Ce moment où l’on regarde la côte s’éloigner… et où l’on comprend que l’on n’est plus vraiment “près”.
Pas encore en haute mer.
Mais plus vraiment en navigation côtière non plus.
C’est souvent là que naît l’idée du permis hauturier.
Quand le permis côtier ne suffit plus
Au début, tout va bien.
On longe les côtes, on suit le trait de terre, on rentre avant la nuit. Le GPS rassure. Le port n’est jamais très loin.
Puis un jour, une question s’impose :
Et si l’électronique tombait en panne ?
Et si je voulais aller plus loin ?
Le permis hauturier, ce n’est pas une obligation administrative.
C’est une prise de conscience.
Celle que la navigation, la vraie, commence quand on comprend où l’on est, où l’on va, et pourquoi.
Le permis hauturier, ce qu’il change vraiment
Passer le permis hauturier, ce n’est pas apprendre à réciter des formules.
C’est apprendre à :
- lire une carte marine comme un marin,
- comprendre les marées plutôt que de les subir,
- calculer une position sans écran,
- anticiper plutôt que corriger.
👉 Le jour de l’examen, tu ne montres pas que tu sais “répondre”.
Tu montres que tu sais naviguer avec ta tête.
L’examen du permis hauturier : mythe et réalité
Soyons honnêtes.
L’examen du permis hauturier impressionne.
Cartes, calculs, règles, compas…
Beaucoup abandonnent avant même de commencer, persuadés que c’est “trop compliqué”.
En réalité, ce n’est pas difficile.
C’est structuré.
Et surtout :
👉 Tout s’apprend, à condition de comprendre la logique, pas de mémoriser bêtement.
Comment réussir le permis hauturier (sans se perdre en route)
Il y a trois profils très fréquents.
1. Le candidat libre
Motivé, autonome, parfois très bon… mais parfois seul face à ses doutes.
C’est la solution la plus économique, mais aussi la plus exigeante mentalement.
Sans méthode, on se disperse vite.
2. La formation en e-learning
Idéale pour ceux qui veulent avancer à leur rythme.
Vidéos, exercices, examens blancs :
on progresse étape par étape, sans pression, mais avec un cadre clair.
3. L’accompagnement en visio
Pour ceux qui veulent comprendre pourquoi ils se trompent, pas seulement corriger.
Un bon compromis entre autonomie et accompagnement humain.
👉 Peu importe la formule choisie : la clé reste la méthode.
Ce que personne ne te dit sur la préparation
Voici ce que l’expérience montre :
- Les calculs de marée ne sont pas le plus dur
- La cartographie devient simple avec de la pratique
- Les erreurs viennent rarement du niveau… mais du stress
Ceux qui réussissent le permis hauturier ne sont pas “plus intelligents”.
Ils sont mieux préparés.
Ils ont compris une chose essentielle :
On ne révise pas un permis hauturier, on s’y entraîne.
Le déclic arrive toujours
Il arrive souvent pendant un exercice banal.
Un tracé de route.
Un calcul de position.
Un relèvement qui tombe juste.
À ce moment-là, tout s’aligne.
Tu ne fais plus un exercice.
Tu navigues sur le papier.
Et c’est exactement ce que cherche l’examen du permis hauturier.

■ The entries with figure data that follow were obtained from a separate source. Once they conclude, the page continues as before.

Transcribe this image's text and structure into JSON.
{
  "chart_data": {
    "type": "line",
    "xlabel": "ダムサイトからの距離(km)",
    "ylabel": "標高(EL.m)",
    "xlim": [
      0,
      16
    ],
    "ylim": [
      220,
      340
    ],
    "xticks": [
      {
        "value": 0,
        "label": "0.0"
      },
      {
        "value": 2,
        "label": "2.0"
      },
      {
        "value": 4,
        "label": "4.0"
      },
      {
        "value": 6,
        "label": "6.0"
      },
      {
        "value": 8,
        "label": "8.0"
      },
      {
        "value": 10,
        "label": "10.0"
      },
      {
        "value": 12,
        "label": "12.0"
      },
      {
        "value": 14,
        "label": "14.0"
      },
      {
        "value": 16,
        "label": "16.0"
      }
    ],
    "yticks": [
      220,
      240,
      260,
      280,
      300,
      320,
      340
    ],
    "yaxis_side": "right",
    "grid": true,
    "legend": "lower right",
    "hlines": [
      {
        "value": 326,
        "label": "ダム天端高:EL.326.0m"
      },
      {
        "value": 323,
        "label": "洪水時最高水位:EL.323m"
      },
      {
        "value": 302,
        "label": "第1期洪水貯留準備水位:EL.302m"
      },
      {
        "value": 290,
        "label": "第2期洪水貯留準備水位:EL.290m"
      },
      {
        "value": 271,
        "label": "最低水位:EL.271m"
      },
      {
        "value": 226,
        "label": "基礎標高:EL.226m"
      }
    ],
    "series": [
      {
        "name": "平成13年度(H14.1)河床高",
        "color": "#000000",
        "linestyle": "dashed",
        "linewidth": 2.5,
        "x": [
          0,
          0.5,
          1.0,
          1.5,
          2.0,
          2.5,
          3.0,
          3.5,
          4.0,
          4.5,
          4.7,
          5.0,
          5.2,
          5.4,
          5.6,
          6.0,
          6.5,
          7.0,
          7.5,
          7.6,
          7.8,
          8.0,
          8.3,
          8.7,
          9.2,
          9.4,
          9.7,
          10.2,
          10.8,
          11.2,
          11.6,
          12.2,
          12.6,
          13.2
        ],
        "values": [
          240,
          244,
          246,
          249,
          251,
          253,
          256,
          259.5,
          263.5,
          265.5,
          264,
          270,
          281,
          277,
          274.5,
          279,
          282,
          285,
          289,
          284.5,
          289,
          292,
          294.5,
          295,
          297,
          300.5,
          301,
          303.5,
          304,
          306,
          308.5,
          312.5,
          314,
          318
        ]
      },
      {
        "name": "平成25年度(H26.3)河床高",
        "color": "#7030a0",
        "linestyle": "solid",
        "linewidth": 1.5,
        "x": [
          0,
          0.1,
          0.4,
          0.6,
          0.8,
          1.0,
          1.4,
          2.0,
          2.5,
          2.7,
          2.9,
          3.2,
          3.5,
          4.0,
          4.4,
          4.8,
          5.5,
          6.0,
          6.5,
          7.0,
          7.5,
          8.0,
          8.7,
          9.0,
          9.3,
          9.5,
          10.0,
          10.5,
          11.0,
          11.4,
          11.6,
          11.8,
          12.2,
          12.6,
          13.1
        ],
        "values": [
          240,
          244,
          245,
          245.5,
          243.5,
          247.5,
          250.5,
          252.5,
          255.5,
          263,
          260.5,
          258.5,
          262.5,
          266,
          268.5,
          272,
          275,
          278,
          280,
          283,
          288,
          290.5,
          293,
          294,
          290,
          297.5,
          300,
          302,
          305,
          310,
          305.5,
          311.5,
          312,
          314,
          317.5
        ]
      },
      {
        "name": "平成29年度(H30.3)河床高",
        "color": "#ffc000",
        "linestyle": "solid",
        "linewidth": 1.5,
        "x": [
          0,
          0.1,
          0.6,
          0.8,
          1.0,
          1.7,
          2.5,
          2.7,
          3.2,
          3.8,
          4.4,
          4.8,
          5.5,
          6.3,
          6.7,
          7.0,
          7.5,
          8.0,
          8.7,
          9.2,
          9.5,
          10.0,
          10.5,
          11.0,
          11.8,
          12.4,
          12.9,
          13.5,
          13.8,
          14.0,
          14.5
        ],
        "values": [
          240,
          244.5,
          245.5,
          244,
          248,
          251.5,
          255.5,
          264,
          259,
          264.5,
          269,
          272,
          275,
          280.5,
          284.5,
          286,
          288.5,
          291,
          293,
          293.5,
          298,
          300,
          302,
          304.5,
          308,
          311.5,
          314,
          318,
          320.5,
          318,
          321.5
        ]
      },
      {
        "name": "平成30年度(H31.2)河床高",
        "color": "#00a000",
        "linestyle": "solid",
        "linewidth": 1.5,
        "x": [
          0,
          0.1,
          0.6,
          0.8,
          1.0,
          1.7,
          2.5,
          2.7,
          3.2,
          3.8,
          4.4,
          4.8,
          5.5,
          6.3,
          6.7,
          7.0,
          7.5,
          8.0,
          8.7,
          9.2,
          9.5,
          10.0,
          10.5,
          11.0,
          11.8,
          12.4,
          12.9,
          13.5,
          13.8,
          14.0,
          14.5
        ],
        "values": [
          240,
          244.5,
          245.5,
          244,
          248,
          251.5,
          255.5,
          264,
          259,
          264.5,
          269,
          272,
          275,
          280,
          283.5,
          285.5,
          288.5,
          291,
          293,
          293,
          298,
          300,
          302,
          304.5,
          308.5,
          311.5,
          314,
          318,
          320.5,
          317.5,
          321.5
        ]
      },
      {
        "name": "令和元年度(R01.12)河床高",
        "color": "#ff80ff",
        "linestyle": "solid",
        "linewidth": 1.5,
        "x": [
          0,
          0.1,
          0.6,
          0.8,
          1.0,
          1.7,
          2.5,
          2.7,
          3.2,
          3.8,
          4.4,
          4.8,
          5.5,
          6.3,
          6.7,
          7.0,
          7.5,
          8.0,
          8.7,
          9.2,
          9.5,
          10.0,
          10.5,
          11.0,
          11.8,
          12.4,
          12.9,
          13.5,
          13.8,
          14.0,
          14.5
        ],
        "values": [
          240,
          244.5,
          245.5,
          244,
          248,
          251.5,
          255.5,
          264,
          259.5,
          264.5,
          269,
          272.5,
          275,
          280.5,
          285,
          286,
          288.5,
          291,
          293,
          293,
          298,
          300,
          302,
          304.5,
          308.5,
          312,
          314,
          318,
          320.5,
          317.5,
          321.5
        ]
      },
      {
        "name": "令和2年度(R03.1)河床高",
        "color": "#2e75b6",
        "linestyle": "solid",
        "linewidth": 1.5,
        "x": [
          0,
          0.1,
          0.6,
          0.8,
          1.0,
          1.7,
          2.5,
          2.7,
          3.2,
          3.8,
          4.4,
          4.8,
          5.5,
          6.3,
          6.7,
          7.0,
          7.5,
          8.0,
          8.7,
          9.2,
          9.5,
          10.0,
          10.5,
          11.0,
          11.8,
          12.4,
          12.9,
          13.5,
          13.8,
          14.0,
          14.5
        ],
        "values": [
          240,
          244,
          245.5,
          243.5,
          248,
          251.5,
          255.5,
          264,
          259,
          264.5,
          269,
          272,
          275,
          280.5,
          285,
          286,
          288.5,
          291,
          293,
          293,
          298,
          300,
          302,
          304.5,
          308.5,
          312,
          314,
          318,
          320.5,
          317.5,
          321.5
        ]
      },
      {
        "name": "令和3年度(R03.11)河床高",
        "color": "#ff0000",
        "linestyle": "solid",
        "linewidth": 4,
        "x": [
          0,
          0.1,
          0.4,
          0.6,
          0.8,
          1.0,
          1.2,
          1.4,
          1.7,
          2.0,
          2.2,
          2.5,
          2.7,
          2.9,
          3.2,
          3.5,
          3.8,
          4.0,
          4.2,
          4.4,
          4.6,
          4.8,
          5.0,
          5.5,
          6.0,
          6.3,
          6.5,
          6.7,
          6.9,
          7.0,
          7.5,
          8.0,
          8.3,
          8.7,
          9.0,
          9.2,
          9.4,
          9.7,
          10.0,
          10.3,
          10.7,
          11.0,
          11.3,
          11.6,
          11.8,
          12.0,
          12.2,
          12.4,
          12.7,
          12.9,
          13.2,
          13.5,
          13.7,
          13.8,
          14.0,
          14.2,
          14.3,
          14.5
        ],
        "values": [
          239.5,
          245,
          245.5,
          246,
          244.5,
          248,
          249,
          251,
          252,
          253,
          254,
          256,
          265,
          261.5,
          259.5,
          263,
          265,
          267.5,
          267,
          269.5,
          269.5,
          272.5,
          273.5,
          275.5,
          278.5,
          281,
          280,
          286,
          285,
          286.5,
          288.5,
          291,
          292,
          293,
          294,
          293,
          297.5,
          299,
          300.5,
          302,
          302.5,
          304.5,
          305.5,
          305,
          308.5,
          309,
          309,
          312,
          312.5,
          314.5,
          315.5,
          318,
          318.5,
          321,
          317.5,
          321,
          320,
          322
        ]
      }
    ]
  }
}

Après le permis hauturier, il se passe autre chose
Une fois obtenu, quelque chose change.
Tu regardes la mer différemment.
Tu prépares tes navigations autrement.
Tu comprends ce que faisaient “les anciens”.
Le permis hauturier n’est pas une fin.
C’est un point de départ.
En résumé
Le permis hauturier, ce n’est pas :
❌ un diplôme compliqué
❌ un passage réservé aux experts
❌ un obstacle administratif
C’est :
✅ une montée en compétence
✅ une vraie culture maritime
✅ une liberté de navigation assumée
Si tu ressens ce moment où le côtier ne suffit plus…
Alors tu es déjà prêt à passer le permis hauturier.